Russia is the world’s third-largest oil producer and second-biggest producer of natural gas. 

As of Friday, March 4, the global West Texas Intermediate benchmark for oil prices was US$109.30, while Brent Crude was at US$112.30 per barrel. 

“Even in Jamaica, you see companies like FESCO going higher and higher [in stock price] because investors are thinking, well, let me find some oil related company in Jamaica,” Keisha Bailey, CEO of Profit Jumpstarter said. 

FESCO’s stock price has soared 62% since the Russian invasion began on February 24.  The stock ended Friday’s trading at $7.92, up 890% from its IPO price of $0.80 less than a year ago.

This means $100,000 invested in FESCO’s IPO in March 2021 would now be worth $990,000. A $10,000 IPO buy-in would be worth $99,000 today. While even a $5000 purchase would already be $49,500.

Meanwhile, Bailey noted that investors in the American markets were dumping their equity investments in favour of “safer” investments, such as bonds.

This has led to increased volatility in stock markets. 

“Before there was a lot of panic in the market about higher interest rates and higher inflation and what it would look like in terms of potential for companies and their growth,” Bailey explained.

“Now we’re having gloom because we have a lot of people dying, we have sanctions escalating by the day against Russia and the Russian Government is not backing down,” she said.

She noted that the uncertainty is driving up the oil prices.

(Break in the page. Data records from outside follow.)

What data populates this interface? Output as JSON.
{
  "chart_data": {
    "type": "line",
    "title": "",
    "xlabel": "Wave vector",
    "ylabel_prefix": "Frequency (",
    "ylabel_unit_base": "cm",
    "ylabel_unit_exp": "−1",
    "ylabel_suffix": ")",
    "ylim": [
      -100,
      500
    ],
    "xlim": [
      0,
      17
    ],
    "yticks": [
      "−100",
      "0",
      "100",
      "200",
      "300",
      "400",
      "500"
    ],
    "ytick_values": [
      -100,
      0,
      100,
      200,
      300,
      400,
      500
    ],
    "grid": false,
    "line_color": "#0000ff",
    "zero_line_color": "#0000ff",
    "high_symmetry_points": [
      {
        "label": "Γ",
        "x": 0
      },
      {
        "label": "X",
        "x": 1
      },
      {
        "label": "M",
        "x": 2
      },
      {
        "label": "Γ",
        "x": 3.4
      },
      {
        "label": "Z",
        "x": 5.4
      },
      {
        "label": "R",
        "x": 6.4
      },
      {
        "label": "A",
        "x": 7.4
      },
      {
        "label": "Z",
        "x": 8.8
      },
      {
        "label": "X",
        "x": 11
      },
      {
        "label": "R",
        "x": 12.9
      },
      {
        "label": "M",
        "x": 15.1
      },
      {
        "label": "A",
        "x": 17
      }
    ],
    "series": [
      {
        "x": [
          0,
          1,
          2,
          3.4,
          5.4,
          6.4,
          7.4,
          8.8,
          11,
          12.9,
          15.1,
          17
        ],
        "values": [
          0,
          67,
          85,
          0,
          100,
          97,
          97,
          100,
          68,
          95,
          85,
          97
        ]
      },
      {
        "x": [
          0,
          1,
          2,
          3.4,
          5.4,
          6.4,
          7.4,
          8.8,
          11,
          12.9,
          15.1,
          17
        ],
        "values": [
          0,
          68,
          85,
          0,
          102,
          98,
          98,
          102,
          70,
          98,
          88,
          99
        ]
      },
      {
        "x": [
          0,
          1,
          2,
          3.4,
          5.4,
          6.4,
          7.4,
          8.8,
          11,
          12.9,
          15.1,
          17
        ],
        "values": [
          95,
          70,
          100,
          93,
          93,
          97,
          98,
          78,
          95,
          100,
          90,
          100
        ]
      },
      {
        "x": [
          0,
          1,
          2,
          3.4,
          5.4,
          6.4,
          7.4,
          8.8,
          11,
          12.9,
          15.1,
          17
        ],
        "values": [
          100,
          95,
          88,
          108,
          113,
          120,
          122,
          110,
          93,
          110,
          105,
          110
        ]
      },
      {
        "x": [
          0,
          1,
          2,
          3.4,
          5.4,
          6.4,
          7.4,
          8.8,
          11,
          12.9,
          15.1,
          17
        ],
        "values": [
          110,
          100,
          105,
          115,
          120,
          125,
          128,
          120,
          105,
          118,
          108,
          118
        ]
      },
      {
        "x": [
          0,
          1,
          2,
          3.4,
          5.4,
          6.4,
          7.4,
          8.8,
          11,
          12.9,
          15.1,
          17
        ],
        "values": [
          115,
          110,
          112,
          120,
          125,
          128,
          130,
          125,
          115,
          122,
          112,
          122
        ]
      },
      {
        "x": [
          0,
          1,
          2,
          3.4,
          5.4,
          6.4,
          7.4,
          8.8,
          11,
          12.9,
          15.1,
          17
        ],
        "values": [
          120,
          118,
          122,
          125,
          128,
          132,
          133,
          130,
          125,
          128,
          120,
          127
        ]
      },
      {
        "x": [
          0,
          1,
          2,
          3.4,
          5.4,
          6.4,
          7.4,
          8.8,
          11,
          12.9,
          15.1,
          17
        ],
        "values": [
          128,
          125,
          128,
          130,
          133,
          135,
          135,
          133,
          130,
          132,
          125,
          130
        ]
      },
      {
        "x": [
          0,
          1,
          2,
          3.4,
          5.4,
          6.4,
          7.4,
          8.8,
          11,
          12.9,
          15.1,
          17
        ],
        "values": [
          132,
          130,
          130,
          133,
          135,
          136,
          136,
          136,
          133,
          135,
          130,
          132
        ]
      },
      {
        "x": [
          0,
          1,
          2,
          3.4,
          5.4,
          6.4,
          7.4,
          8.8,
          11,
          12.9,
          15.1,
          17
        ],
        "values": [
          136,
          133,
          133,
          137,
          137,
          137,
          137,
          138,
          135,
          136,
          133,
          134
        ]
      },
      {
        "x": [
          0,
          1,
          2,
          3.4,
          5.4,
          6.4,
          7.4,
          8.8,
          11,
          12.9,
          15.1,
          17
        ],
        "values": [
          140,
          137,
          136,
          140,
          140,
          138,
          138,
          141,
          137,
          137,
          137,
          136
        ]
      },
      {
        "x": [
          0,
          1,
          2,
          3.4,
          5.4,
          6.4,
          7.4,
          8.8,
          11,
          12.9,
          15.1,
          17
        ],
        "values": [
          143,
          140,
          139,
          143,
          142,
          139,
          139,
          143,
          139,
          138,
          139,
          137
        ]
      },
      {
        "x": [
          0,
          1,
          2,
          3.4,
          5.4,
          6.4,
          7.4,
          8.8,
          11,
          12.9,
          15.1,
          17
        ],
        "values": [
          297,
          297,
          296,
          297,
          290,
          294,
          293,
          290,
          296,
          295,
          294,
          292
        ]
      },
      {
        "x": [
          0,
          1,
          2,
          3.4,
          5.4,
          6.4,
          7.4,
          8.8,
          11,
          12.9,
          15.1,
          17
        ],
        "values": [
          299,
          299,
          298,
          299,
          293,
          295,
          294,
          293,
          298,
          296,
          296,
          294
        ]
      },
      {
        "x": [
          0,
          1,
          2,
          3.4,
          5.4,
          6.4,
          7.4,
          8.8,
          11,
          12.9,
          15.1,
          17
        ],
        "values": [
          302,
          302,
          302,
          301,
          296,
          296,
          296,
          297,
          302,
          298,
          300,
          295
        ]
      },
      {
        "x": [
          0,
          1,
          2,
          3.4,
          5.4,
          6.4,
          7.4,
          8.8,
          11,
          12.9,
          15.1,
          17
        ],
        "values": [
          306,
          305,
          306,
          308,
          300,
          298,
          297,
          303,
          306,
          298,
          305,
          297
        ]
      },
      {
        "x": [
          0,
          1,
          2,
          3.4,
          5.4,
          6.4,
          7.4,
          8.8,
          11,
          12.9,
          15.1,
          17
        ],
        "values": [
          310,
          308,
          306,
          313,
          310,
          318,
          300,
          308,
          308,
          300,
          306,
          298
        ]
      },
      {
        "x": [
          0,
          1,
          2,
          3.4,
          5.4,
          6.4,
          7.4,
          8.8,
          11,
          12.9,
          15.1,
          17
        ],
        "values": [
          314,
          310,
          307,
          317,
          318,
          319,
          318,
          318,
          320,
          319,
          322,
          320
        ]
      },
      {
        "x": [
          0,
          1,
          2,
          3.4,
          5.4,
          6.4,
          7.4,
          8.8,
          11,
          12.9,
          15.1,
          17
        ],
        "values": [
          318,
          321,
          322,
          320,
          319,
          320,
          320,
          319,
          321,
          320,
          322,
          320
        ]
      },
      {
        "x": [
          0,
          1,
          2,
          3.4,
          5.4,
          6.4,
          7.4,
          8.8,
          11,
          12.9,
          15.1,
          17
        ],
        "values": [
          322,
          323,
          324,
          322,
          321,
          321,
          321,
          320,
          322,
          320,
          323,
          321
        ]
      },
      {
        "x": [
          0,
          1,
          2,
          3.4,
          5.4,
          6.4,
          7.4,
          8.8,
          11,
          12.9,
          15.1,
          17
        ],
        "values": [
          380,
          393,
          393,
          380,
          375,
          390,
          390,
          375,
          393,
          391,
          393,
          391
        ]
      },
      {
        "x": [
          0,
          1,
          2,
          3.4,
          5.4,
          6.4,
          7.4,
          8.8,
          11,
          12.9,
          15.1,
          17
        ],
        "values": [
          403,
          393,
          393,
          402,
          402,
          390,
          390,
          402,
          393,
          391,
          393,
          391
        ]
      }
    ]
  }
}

“The thinking is now that, with Russia now heavily involved in conflict, American oil- WTI, is safer and investors have been buying up US oil and oil is now above US$100 per barrel,” Bailey explained.  

She said that while oil investors have been benefiting, other industries are struggling.

“Of course, there are always opportunities to make money during these types of markets, it’s just more challenging. We have oil doing well, we have gold doing well but on the flip side a lot of these tech companies that everyone knows and loves, those are under a lot of pressure,” she said. 

Despite the rising prices locally and internationally, the analysts said that it is not all doom and gloom.

Bailey noted that President of the United States, Joe Biden, has announced that the US will be tapping into its emergency oil reserves to increase supply in the market. She said this should temper oil prices as demands can be met.

Expect travel cut backs

Meanwhile, Investment Research and Sovereign Risk Analyst at JMMB Group, Leovaughni Dillion  also urged calm.

He said that as oil prices move higher and higher, the demand will eventually fall.

“What’s gonna happen is that people are going to find ways to cut back. So, there’s an automatic kind of  gauge that’s in the system to kind of regulate it,” he pointed out.

“So, while you’re seeing the spike now and a lot of the spike is speculation and uncertainty, the actual demand side of it just won’t be there,” he added.

Bailey seconded this point noting that currently, no sanctions have been issued by world powers that will affect Russia’s oil production or exportation.